Stubydoo gets it so badly wrong it’s hard to know where to start on correcting him. First, a catastrophic decrease in income to the banking sector does not translate to the average American suffering a 30% decrease in income. What happens when the American banking sector loses 4 trillion per year of income is that the U.S. banking system becomes insolvent since their net cash inflows can’t cover their outflows. That’s where we are today. All American banks are effectively insolvent today and mostof them are “zombie banks” of the kind common in Japan after their financial meltdown in the late 80s/early 90s. This is why American banks keep going belly up even though the U.S. taxpayer has shoveled trillions into bailing them out. The income stream from all those non-performing home mortgage loans and commercial real estate loans is simply no longer there. It’s gone, and it’s gone forever. Neither home prices nor commercial real estate values are coming back to their bubble values in your lifetime or mine.
So obviously Stubydoo is spouting nonsense when he talks about the average American’s income dropping by 30%. What has happened is that the U.S. banking sector has seen its income drop catastrophically. The banking sector makes up 30% of the U.S. economy, so you might think it isn’t that serious. But finance accounts for up to 70% of the profit of many American corporations — GE’s predatory loan finance operations used to account for 70% of GE’s total profit. That profit has now gone away. So it’s a double whammy: corporations like GE which had maintained profit by turning into loan shark operations are now seeing their bottom lines hit badly.
But once again, this is corporate income getting hit, not the income of the average American. Corporations have compensated by moving more of their operations overseas.
The 12% figure comes only partly from the direct income from home mortgage loans. Banks make points on a mortgage (a fee they charge the homeowner for originating the loan) and even more importantly, banks turn around the sell the mortgage as part of a tranch of CDOs. Banks make much more than just the standard 5.5% or 6%; they make another percent or two on point, then they make another couple of percent by slicing the mortgages up, repackaging them, and selling them as securitized financial instruments.

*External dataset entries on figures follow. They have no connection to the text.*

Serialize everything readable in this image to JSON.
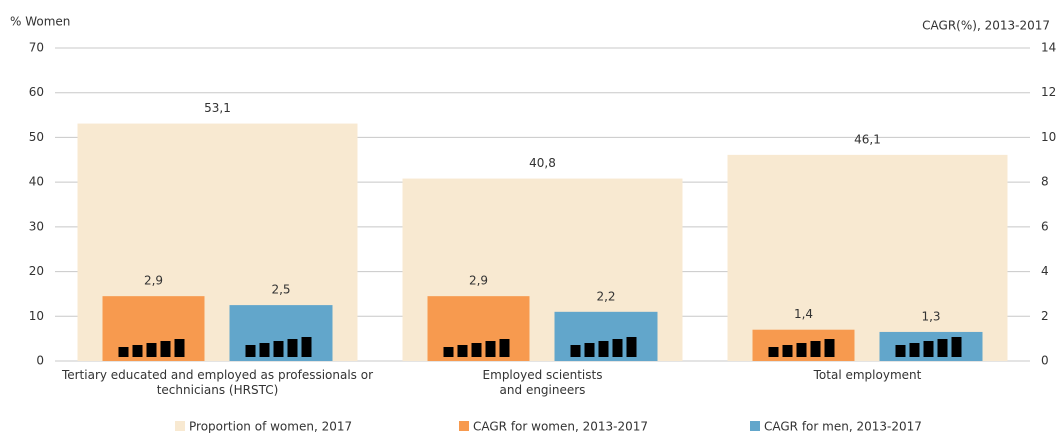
{
  "chart_data": {
    "type": "bar",
    "y_axis_label": "% Women",
    "y2_axis_label": "CAGR(%), 2013-2017",
    "categories": [
      "Tertiary educated and employed as professionals or\ntechnicians (HRSTC)",
      "Employed scientists\nand engineers",
      "Total employment"
    ],
    "series": [
      {
        "name": "Proportion of women, 2017",
        "color": "#f8e9d1",
        "values": [
          53.1,
          40.8,
          46.1
        ],
        "value_labels": [
          "53,1",
          "40,8",
          "46,1"
        ]
      },
      {
        "name": "CAGR for women, 2013-2017",
        "color": "#f79a4f",
        "values": [
          2.9,
          2.9,
          1.4
        ],
        "value_labels": [
          "2,9",
          "2,9",
          "1,4"
        ],
        "axis": "y2"
      },
      {
        "name": "CAGR for men, 2013-2017",
        "color": "#62a6cb",
        "values": [
          2.5,
          2.2,
          1.3
        ],
        "value_labels": [
          "2,5",
          "2,2",
          "1,3"
        ],
        "axis": "y2"
      }
    ],
    "ylim": [
      0,
      70
    ],
    "yticks": [
      0,
      10,
      20,
      30,
      40,
      50,
      60,
      70
    ],
    "y2lim": [
      0,
      14
    ],
    "y2ticks": [
      0,
      2,
      4,
      6,
      8,
      10,
      12,
      14
    ],
    "grid": true
  }
}
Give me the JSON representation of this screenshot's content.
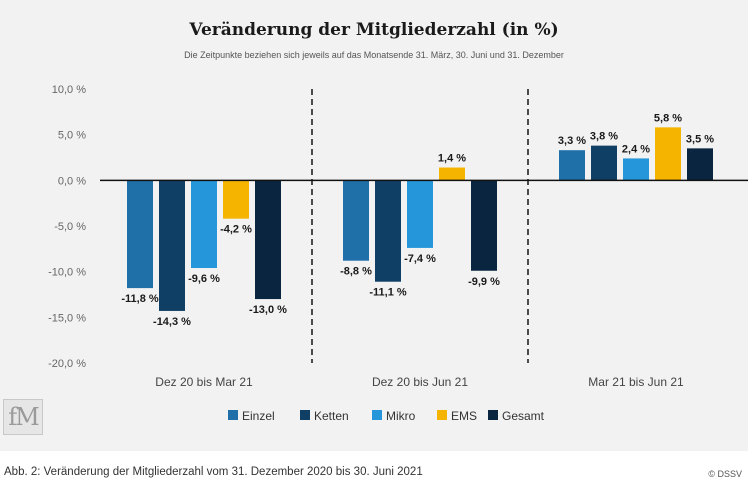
{
  "title": "Veränderung der Mitgliederzahl (in %)",
  "subtitle": "Die Zeitpunkte beziehen sich jeweils auf das Monatsende 31. März, 30. Juni und 31. Dezember",
  "logo_text": "fM",
  "caption": "Abb. 2: Veränderung der Mitgliederzahl vom 31. Dezember 2020 bis 30. Juni 2021",
  "copyright": "© DSSV",
  "chart_data": {
    "type": "bar",
    "title": "Veränderung der Mitgliederzahl (in %)",
    "categories": [
      "Dez 20 bis Mar 21",
      "Dez 20 bis Jun 21",
      "Mar 21 bis Jun 21"
    ],
    "series": [
      {
        "name": "Einzel",
        "color": "#1f6fa8",
        "values": [
          -11.8,
          -8.8,
          3.3
        ],
        "labels": [
          "-11,8 %",
          "-8,8 %",
          "3,3 %"
        ]
      },
      {
        "name": "Ketten",
        "color": "#103f66",
        "values": [
          -14.3,
          -11.1,
          3.8
        ],
        "labels": [
          "-14,3 %",
          "-11,1 %",
          "3,8 %"
        ]
      },
      {
        "name": "Mikro",
        "color": "#2596d9",
        "values": [
          -9.6,
          -7.4,
          2.4
        ],
        "labels": [
          "-9,6 %",
          "-7,4 %",
          "2,4 %"
        ]
      },
      {
        "name": "EMS",
        "color": "#f5b400",
        "values": [
          -4.2,
          1.4,
          5.8
        ],
        "labels": [
          "-4,2 %",
          "1,4 %",
          "5,8 %"
        ]
      },
      {
        "name": "Gesamt",
        "color": "#0a2540",
        "values": [
          -13.0,
          -9.9,
          3.5
        ],
        "labels": [
          "-13,0 %",
          "-9,9 %",
          "3,5 %"
        ]
      }
    ],
    "y_ticks": [
      10,
      5,
      0,
      -5,
      -10,
      -15,
      -20
    ],
    "y_tick_labels": [
      "10,0 %",
      "5,0 %",
      "0,0 %",
      "-5,0 %",
      "-10,0 %",
      "-15,0 %",
      "-20,0 %"
    ],
    "ylim": [
      -20,
      10
    ],
    "grid": false,
    "legend_position": "bottom-center"
  }
}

Add it all up, and you get 6% + 1.5% +2.5% or thereabouts, which comes to 10% to 12% profit on the mortgage all told, depending on how many “points” the bank gets and depending on how many crappy junk-grade mortgages it could slice up and repackage and sell for a huge premium. Reselling those mortgages was tremendously profitable. 2.5% on reselling a garbage mortgage repackaged as a AAA-rated CDO is almost certainly far too low.
So Stubydoo is wrong across the board. Everything he said is just flat-out false. The banks made tremendous profits on mortgages until the whole game collapsed, and banks really have seen their income stream collapse catastrophically, to at least the tune of 4 trillion per year, since the financial meltdown.
And last but not least, common sense tells us that when 36 trillion dollars in assets blows up and goes away, the income from those assets must also have vanished. That’s just basic. The claim that U.S. GDP hasn’t dropped from the 14 trillion dollar figure bandied about in 2007 doesn’t even pass the straight-face test. U.S. GDP must have dropped between 2006 and 2010, but according to the bogus official numbers, it hasn’t. That’s so absurd we know immediately something is wrong with those official numbers, thus the need to do a little arithmetic.